Well, well, well, fancy seeing you waaaay up here. I see you – but can you see me? That’s the million dollar question…speaking of, have we talked money before? I’ve never really understood the whole money thing. I mean, what would a Sasquatch like me do with a million dollars? Go buy some lottery tickets?! Yeah, I might be blessed with good looks, but good luck? Nope, not me. Momma Quatch always said “spend time, not money” so, that’s what I do. Today I climbed a steep bluff along the Mississippi looking for honey suckle – and when I got to the top, I was on Old Settler’s Overlook. It’s one of those spots that can be easily “overlooked”—but I tell you what, it’s a good time-spending spot.
Old Settler’s Overlook is just down river from Stoddard and up river from Genoa, off Spring Coulee Road. I see humans come up here to have picnics and play. I also see them walking on the hiking trails around here. Talk about a Vernon View! Old Settler’s is pretty spectacular. When you are up here, you can watch bald eagles soar in the sky right at eye level. Maybe that’s why they call it eagle eye. I guess you are now going to ask why it’s called Old Settlers Overlook…well, I really can’t tell you that for sure, but I can tell you at night I like to settle right in on some soft grass, sit back and watch the stars. On clear nights you can see every last one of them.
Did you know they used to move big, huge rocks from the top of this bluff? I’m not kidding you.
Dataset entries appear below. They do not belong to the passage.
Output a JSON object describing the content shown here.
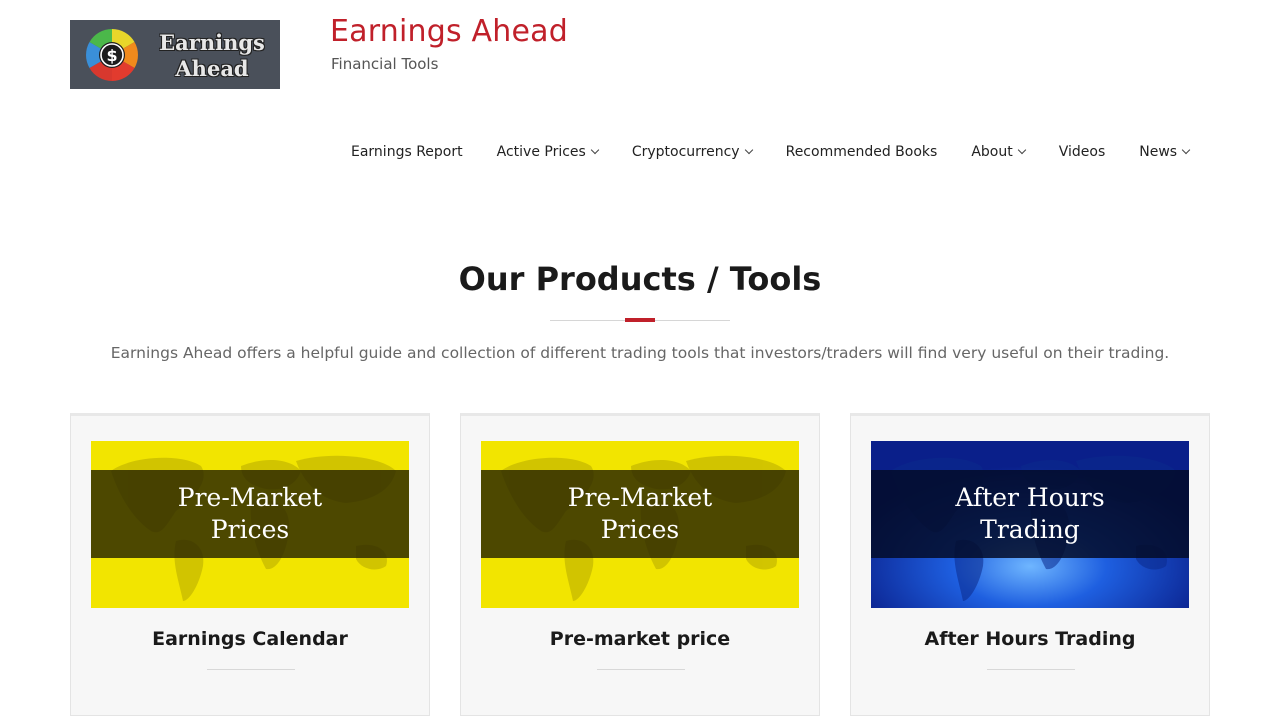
{
  "header": {
    "logo_text_line1": "Earnings",
    "logo_text_line2": "Ahead",
    "title": "Earnings Ahead",
    "tagline": "Financial Tools"
  },
  "nav": {
    "items": [
      {
        "label": "Earnings Report",
        "dropdown": false
      },
      {
        "label": "Active Prices",
        "dropdown": true
      },
      {
        "label": "Cryptocurrency",
        "dropdown": true
      },
      {
        "label": "Recommended Books",
        "dropdown": false
      },
      {
        "label": "About",
        "dropdown": true
      },
      {
        "label": "Videos",
        "dropdown": false
      },
      {
        "label": "News",
        "dropdown": true
      }
    ]
  },
  "section": {
    "title": "Our Products / Tools",
    "description": "Earnings Ahead offers a helpful guide and collection of different trading tools that investors/traders will find very useful on their trading."
  },
  "cards": [
    {
      "image_line1": "Pre-Market",
      "image_line2": "Prices",
      "title": "Earnings Calendar",
      "theme": "yellow"
    },
    {
      "image_line1": "Pre-Market",
      "image_line2": "Prices",
      "title": "Pre-market price",
      "theme": "yellow"
    },
    {
      "image_line1": "After Hours",
      "image_line2": "Trading",
      "title": "After Hours Trading",
      "theme": "blue"
    }
  ],
  "colors": {
    "brand_red": "#c0202a",
    "yellow": "#f2e500",
    "blue": "#1437a8"
  }
}
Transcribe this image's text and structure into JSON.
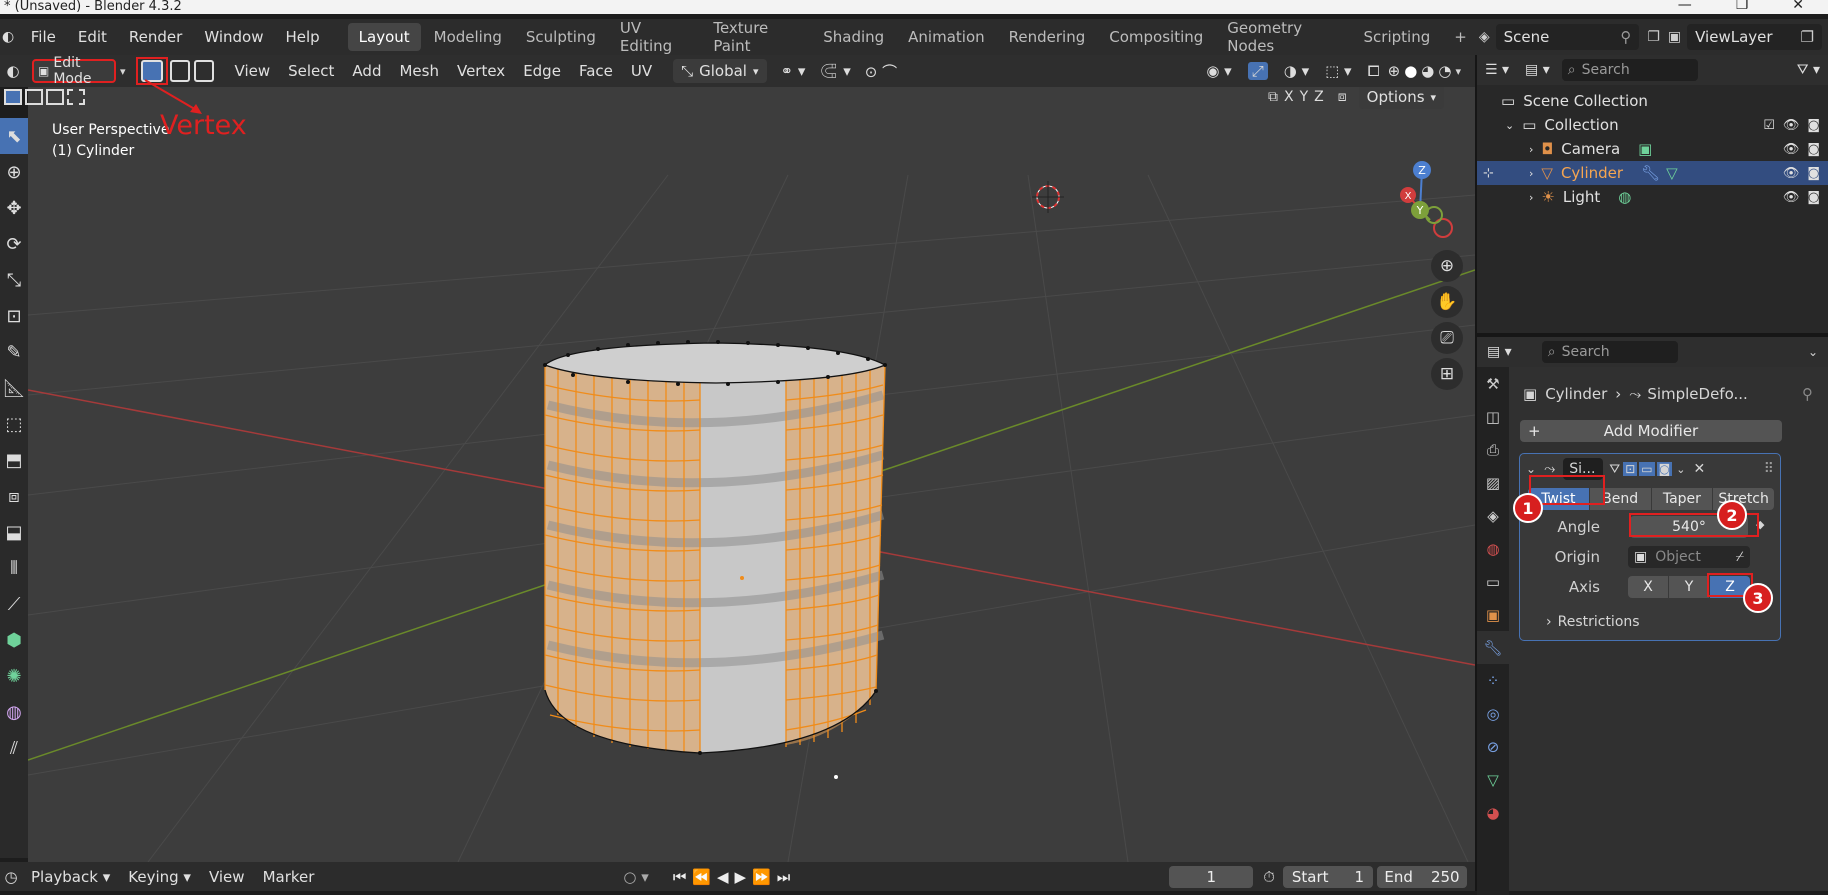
{
  "window": {
    "title": "* (Unsaved) - Blender 4.3.2",
    "controls": [
      "—",
      "❐",
      "✕"
    ]
  },
  "menubar": {
    "menus": [
      "File",
      "Edit",
      "Render",
      "Window",
      "Help"
    ],
    "workspaces": [
      "Layout",
      "Modeling",
      "Sculpting",
      "UV Editing",
      "Texture Paint",
      "Shading",
      "Animation",
      "Rendering",
      "Compositing",
      "Geometry Nodes",
      "Scripting"
    ],
    "active_workspace": "Layout",
    "add_tab": "+",
    "scene": "Scene",
    "view_layer": "ViewLayer"
  },
  "viewport_header": {
    "mode": "Edit Mode",
    "menus": [
      "View",
      "Select",
      "Add",
      "Mesh",
      "Vertex",
      "Edge",
      "Face",
      "UV"
    ],
    "transform_orientation": "Global",
    "axes": [
      "X",
      "Y",
      "Z"
    ],
    "options": "Options"
  },
  "viewport": {
    "perspective": "User Perspective",
    "object": "(1) Cylinder",
    "annotation": "Vertex",
    "gizmo": {
      "x": "X",
      "y": "Y",
      "z": "Z"
    }
  },
  "timeline": {
    "menus": [
      "Playback",
      "Keying",
      "View",
      "Marker"
    ],
    "current_frame": "1",
    "start_label": "Start",
    "start": "1",
    "end_label": "End",
    "end": "250"
  },
  "outliner": {
    "search_placeholder": "Search",
    "items": [
      {
        "label": "Scene Collection",
        "icon": "scene-collection-icon"
      },
      {
        "label": "Collection",
        "icon": "collection-icon"
      },
      {
        "label": "Camera",
        "icon": "camera-icon"
      },
      {
        "label": "Cylinder",
        "icon": "mesh-icon",
        "selected": true
      },
      {
        "label": "Light",
        "icon": "light-icon"
      }
    ]
  },
  "properties": {
    "search_placeholder": "Search",
    "breadcrumb_object": "Cylinder",
    "breadcrumb_modifier": "SimpleDefo...",
    "add_modifier": "Add Modifier",
    "modifier_name": "Si...",
    "deform_modes": [
      "Twist",
      "Bend",
      "Taper",
      "Stretch"
    ],
    "active_mode": "Twist",
    "angle_label": "Angle",
    "angle_value": "540°",
    "origin_label": "Origin",
    "origin_placeholder": "Object",
    "axis_label": "Axis",
    "axes": [
      "X",
      "Y",
      "Z"
    ],
    "active_axis": "Z",
    "restrictions": "Restrictions"
  },
  "annotations": {
    "badges": [
      "1",
      "2",
      "3"
    ],
    "color": "#e02020"
  },
  "colors": {
    "accent": "#4772b3",
    "selection": "#f08c1a",
    "viewport_bg": "#3d3d3d"
  }
}
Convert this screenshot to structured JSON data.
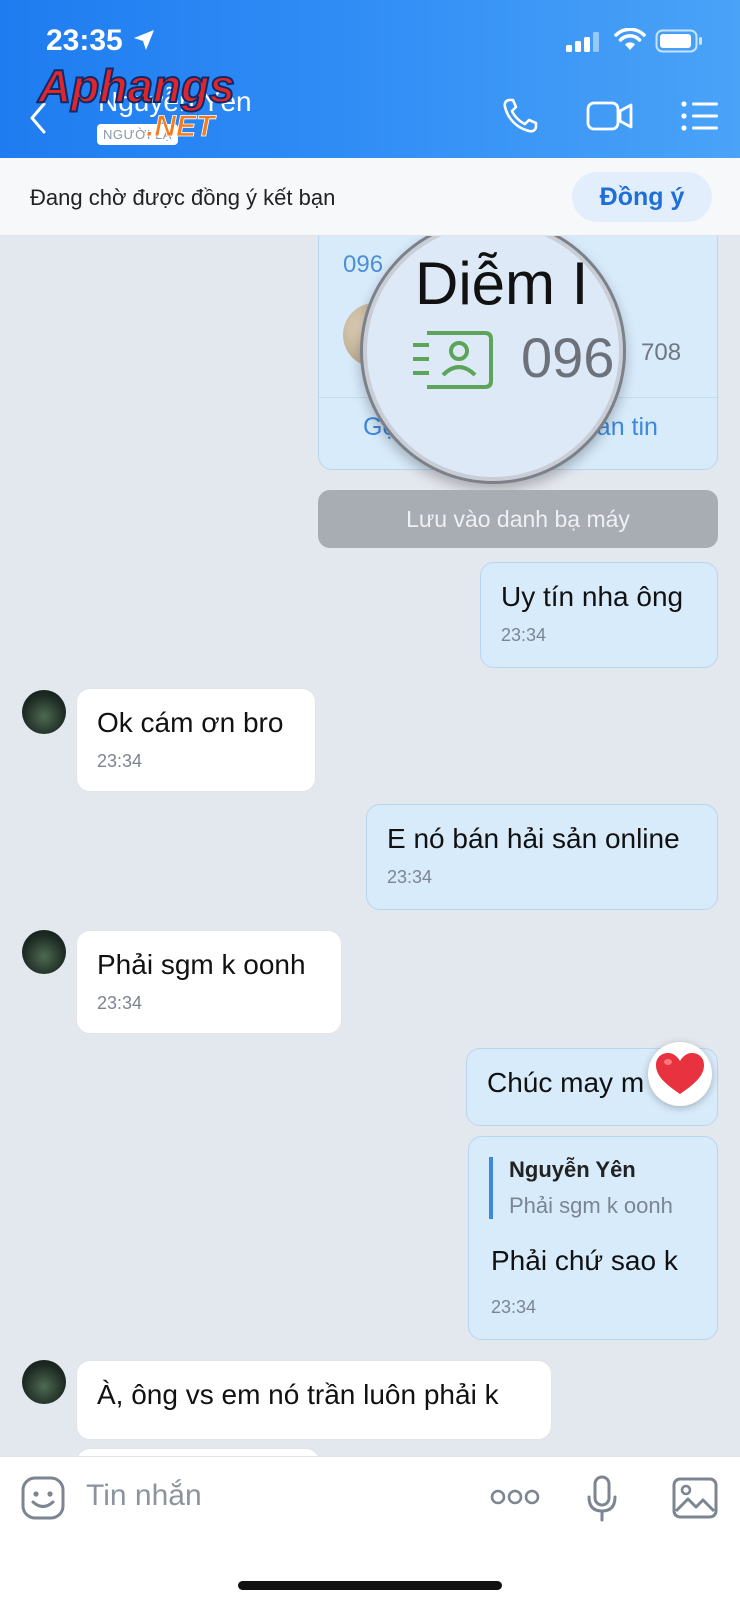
{
  "status_bar": {
    "time": "23:35"
  },
  "header": {
    "contact_name": "Nguyễn Yên",
    "badge": "NGƯỜI LẠ",
    "watermark_line1": "Aphangs",
    "watermark_line2": ".NET"
  },
  "friend_request": {
    "text": "Đang chờ được đồng ý kết bạn",
    "accept_label": "Đồng ý"
  },
  "contact_card": {
    "phone_top": "096",
    "phone_right": "708",
    "call_label": "Gọi",
    "message_label": "nhắn tin",
    "magnified_name": "Diễm I",
    "magnified_phone": "096",
    "save_label": "Lưu vào danh bạ máy"
  },
  "messages": [
    {
      "text": "Uy tín nha ông",
      "time": "23:34"
    },
    {
      "text": "Ok cám ơn bro",
      "time": "23:34"
    },
    {
      "text": "E nó bán hải sản online",
      "time": "23:34"
    },
    {
      "text": "Phải sgm k oonh",
      "time": "23:34"
    },
    {
      "text": "Chúc may m"
    },
    {
      "reply_name": "Nguyễn Yên",
      "reply_quote": "Phải sgm k oonh",
      "text": "Phải chứ sao k",
      "time": "23:34"
    },
    {
      "text": "À, ông vs em nó trần luôn phải k"
    }
  ],
  "reaction": "heart",
  "input": {
    "placeholder": "Tin nhắn"
  },
  "icons": [
    "back-icon",
    "phone-icon",
    "video-icon",
    "menu-icon",
    "sticker-icon",
    "more-icon",
    "microphone-icon",
    "image-icon"
  ],
  "colors": {
    "header": "#1f7cf0",
    "my_bubble": "#d8ebfb",
    "link": "#3b88dd",
    "heart": "#e8323f"
  }
}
Back in the day, they would chunk out big rocks from on top the bluff in the winter, use ropes and logs and get them to slide down the hill on the snow to the Mississippi River, then they would scoot the rocks onto the ice, they’d line up the rocks from the shoreline towards the center of the river channel and Voilà! Wing dams were built! Who would of thought? I heard the rocks from Old Settlers Overlook built many of the wing dams along the upper Mississippi. They used to build wing dams to reduce the amount of dredging required to maintain the navigation channel. Although locks and dams serve that purpose today, I’m still a big fan of moving rocks the old-fashioned way. I do it any time I get the chance.